Nah bersamaan saat artikel ini disusun, yang telah disiapkan beberapa hari lalu (ketika terjadi erupsi Gunung Semeru, Jatim)- ternyata dalam perjalanannya menemukan 'teman berlatih' berbagi atau sparring partner yang kebetulan mempunyai kesamaan pandangan tentang perlunya khalayak mengadopsi info tentang bencana yang berasal dari sumber-sumber resmi dan kredibel.
Kredibilitas menjadi penting manakala kita mengonsumsi sajian pemberitaan dalam segala bentuk dan teknisnya. Â Dalam sajian info yang kredibel sangatlah memerhatikan akurasi berita melalui cek dan ricek serta menyantumkan narasumber yang relevan.
Sehingga setiap info yang telah diliput atau dihimpun telah dilakukan proses verifikasi ketika hendak dipublikasikan kepada khalayak luas.
Patut diapresiasi, dalam suasana genting belakangan ini, Kompasiana menurunkan judul artikel: "Banjir Info Gempa dan Tsunami NTT Juga Berbahaya" (14 Desember 2021, Headline) dengan menganalogikan pengalaman gempa Jogja 2006 dan memang sebaran info gempa saat itu diliputi rumor atau info simpang siur dan meresahkan tanpa diketahui sumbernya.
Hal ini sekaligus mengingatkan bahwa derasnya arus informasi (= banjir info) yang setiap saat menerpa lingkungan di mana kita berada ternyata juga berbahaya.
Terlebih menjamurnya jumlah pengguna media sosial cq. ponsel yang telah menjadikan setiap orang boleh menjadi 'wartawan' tanpa pembekalan memadai, sehingga fungsi media komunikasi bukan lagi dapat menunjang (to support), memperlancar, mempercepat penanganan segala persoalan berkait bencana -- namun justru sebaliknya hanya memperkeruh suasana.
Lebih jauh pada kenyataannya, tidak hanya media sosial cq. ponsel yang secara gegap gempita menyebarluaskan info kebencanaan.

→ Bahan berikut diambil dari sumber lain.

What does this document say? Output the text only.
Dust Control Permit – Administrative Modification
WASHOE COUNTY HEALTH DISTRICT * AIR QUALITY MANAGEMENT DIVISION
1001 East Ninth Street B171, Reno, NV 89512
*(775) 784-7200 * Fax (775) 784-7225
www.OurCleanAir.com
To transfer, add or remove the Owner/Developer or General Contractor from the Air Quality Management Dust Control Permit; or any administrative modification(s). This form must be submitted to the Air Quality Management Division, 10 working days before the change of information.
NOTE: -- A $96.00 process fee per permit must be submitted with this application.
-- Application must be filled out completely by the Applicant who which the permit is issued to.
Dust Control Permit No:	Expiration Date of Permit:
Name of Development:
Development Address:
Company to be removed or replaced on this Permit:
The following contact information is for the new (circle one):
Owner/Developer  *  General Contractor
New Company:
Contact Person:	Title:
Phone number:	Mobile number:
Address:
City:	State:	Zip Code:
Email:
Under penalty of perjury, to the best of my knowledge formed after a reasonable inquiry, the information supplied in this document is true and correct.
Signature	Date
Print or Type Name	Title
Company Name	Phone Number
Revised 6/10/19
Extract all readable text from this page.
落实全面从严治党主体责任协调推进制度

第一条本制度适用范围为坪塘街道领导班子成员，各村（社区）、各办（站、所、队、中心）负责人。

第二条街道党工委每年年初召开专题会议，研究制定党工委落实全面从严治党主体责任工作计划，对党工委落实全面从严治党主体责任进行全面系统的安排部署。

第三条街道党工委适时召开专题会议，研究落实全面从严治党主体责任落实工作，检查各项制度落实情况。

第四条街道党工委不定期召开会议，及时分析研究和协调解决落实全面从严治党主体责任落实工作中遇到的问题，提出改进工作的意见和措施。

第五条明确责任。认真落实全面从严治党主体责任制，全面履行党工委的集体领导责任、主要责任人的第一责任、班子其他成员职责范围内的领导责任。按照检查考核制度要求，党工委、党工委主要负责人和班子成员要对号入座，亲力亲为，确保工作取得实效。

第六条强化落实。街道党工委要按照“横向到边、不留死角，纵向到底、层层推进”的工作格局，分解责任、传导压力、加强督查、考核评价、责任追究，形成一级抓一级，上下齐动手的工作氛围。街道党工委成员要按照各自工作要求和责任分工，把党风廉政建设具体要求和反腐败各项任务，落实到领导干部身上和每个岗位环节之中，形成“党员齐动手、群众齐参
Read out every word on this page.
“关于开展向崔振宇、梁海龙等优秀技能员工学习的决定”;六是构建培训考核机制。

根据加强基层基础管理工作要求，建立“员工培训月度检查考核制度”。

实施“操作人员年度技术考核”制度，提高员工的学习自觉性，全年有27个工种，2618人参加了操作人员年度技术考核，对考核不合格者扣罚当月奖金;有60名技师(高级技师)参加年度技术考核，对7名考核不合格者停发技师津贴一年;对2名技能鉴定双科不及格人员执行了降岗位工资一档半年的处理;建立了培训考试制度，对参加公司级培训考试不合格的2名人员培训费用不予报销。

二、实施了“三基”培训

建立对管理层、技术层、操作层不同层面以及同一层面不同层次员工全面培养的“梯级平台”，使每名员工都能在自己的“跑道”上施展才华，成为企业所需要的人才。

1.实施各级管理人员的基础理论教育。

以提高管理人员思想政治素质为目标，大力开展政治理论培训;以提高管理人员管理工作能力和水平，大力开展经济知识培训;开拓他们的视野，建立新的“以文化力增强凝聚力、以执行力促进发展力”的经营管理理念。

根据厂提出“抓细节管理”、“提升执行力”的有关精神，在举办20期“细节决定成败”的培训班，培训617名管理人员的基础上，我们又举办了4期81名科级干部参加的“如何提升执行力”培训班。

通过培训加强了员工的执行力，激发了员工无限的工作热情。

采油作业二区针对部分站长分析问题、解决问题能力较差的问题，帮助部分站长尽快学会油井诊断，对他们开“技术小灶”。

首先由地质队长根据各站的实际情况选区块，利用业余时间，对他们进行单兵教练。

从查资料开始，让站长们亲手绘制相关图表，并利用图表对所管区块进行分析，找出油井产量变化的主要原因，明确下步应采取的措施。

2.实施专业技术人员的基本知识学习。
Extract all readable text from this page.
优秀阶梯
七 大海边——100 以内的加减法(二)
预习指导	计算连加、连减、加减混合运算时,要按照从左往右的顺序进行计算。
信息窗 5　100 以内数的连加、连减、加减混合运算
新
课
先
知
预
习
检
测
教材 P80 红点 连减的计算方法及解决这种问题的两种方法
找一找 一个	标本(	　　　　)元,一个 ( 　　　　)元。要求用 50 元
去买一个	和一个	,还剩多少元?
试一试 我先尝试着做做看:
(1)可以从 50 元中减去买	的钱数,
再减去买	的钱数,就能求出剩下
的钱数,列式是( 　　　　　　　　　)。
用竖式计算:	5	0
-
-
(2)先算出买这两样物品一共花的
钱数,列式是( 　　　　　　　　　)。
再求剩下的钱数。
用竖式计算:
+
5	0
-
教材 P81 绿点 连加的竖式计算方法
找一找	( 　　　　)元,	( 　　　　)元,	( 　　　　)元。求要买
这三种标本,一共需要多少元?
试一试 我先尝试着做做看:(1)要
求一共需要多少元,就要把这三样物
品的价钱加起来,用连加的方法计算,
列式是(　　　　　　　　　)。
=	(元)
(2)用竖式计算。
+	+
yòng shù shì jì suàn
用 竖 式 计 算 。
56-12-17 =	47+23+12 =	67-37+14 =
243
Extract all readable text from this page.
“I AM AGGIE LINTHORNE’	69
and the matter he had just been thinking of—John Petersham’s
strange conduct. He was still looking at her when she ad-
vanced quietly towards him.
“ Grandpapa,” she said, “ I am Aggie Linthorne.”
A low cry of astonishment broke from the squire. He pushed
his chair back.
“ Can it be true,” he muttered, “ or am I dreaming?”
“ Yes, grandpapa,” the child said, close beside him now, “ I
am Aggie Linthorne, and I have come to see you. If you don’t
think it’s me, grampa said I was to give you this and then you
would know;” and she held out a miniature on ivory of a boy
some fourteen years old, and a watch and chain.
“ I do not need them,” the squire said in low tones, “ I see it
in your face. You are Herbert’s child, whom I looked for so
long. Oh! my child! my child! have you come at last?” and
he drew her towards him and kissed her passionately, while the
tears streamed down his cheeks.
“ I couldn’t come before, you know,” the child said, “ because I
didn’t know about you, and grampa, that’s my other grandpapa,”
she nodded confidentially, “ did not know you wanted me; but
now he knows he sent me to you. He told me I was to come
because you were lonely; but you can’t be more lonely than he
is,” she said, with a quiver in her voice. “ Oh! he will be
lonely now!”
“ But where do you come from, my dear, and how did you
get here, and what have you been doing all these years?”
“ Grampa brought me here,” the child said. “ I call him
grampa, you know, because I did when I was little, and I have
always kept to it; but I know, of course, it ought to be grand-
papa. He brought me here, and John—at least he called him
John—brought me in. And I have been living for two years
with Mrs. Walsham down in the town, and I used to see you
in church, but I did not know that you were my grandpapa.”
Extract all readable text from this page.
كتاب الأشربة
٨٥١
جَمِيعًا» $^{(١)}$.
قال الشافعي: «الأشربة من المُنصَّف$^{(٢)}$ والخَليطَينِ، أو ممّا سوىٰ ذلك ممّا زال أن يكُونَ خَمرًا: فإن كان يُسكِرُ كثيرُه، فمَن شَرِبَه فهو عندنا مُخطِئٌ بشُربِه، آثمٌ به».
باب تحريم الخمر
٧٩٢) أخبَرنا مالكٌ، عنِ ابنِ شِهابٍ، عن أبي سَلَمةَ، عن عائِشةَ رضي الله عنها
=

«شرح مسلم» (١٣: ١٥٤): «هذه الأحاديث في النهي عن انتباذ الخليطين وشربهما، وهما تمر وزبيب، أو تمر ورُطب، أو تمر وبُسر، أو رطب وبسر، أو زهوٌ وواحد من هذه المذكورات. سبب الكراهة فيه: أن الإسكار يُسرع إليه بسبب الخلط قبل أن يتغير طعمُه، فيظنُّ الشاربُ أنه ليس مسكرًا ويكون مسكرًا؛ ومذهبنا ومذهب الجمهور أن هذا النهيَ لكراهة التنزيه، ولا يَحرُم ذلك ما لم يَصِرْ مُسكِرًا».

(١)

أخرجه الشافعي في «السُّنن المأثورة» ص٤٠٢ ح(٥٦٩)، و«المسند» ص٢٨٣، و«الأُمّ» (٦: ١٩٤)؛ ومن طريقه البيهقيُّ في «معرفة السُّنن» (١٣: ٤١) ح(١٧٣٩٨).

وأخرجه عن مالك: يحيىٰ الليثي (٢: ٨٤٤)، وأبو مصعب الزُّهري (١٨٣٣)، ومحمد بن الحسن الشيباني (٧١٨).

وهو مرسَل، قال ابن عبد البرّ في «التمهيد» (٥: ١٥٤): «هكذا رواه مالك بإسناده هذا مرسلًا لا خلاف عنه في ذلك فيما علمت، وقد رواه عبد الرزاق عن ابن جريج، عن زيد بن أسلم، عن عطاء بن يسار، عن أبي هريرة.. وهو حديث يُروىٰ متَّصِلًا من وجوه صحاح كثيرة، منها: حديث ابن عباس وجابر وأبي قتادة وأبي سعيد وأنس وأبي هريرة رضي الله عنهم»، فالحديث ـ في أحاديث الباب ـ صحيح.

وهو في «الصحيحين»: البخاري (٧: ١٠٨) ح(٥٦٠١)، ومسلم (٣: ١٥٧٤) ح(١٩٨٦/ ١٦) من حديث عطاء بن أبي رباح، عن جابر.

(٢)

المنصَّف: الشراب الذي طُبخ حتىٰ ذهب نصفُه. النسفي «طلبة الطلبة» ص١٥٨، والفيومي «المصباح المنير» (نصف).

Media arus utama (mainstream media) di era global pun cenderung ikut serta mewarnai ruang publik sekaligus melanggengkan industri dan bisnisnya.
Atas nama kebebasan dan demokratisasi, fakta yang telah diracik serta dibumbui sedemikian rupa selanjutnya dikemas atau dibingkai (baca: di-frame) menjadikan nilai jual tersendiri.
Belajar dari kasus pemberitaan erupsi Gunung Merapi 2010 (Yogyakarta), gempa bumi dan beberapa bencana banjir yang pernah diwartakan beberapa stasiun TV swasta bahwa peristiwa bencana disiarkan melalui siaran khusus atau melalui breaking news maupun dalam slot jam siaran dan cenderung ditampilkan melalui teknik peliputan satu sisi, hanya terfokus pada aspek tertentu.
Gambar-gambar suasana kepanikan, lokasi bencana yang dahsyat, tempat tinggal warga yang porak-poranda diekspos habis-habisan dan dipublikasikan atau ditayangkan secara berulang-ulang sehingga rangkaian sajian melodrama peristiwa bencana dikonstruksi agar menggugah perasaan iba khalayak pemirsanya.